Tuesday, August 31, 2010
The Magus and History
Throughout "The Magus" the past plays of utmost importance. Not only in the way that Conchis and Julie used stories of "their past" to sway Nicholas' opinion, but it plays into who each character is, it is a fundamental piece in their identity. As Conchis so well put it, "All that is past posseses our present" (pg 311). It's like Nicholas's relationship with Alison. He had left her behind physically when he went to teach in Greece, but the relationship never really left him. Conchis used Nick's past with Alison to manipulate him for his psychological study. It also made Nicholas really think about Alison, what she meant to him, and how his past behaviour influenced her suicide.
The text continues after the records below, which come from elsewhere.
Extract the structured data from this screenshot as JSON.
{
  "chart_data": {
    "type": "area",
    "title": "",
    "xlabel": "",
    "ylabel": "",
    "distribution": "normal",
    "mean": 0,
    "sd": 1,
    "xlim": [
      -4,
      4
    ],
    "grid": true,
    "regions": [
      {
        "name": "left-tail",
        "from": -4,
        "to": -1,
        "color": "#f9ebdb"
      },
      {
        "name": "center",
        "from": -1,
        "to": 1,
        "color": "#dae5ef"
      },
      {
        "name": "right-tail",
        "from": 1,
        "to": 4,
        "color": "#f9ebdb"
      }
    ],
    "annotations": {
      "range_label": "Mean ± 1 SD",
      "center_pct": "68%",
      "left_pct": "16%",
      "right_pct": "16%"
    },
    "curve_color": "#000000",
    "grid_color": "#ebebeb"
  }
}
Because he fell in love with another woman and told her that he was leaving her despite everything she killed herself. Nick narrated when he learned of her death, "It was as if at this moment, when I most wanted to be clean, I had fallen into the deepest filth; most free for the future yet most chained to the past" (pg 399). The past will always be there to haunt people and remind them of everything they had gone through, the good, the bad, and especially the ugly. However, the history of a person also shapes the reality of your relationship with them, of how you see them. As Nicholas got to know "Lily" more (a helper in Conchis' "project") the more he saw Conchis as a wicked person, as the antagonist who needed to be shot down. Nicholas thought with overconfidence, "He might carry on with some comedy of intense disapproval, but he would be there; and his other puppet would also be there to help me finally call his bluff" (pg 384). More or less what "The Magus" states about history is that it is the genetic make-up of reality, of people, and of the relationships between people.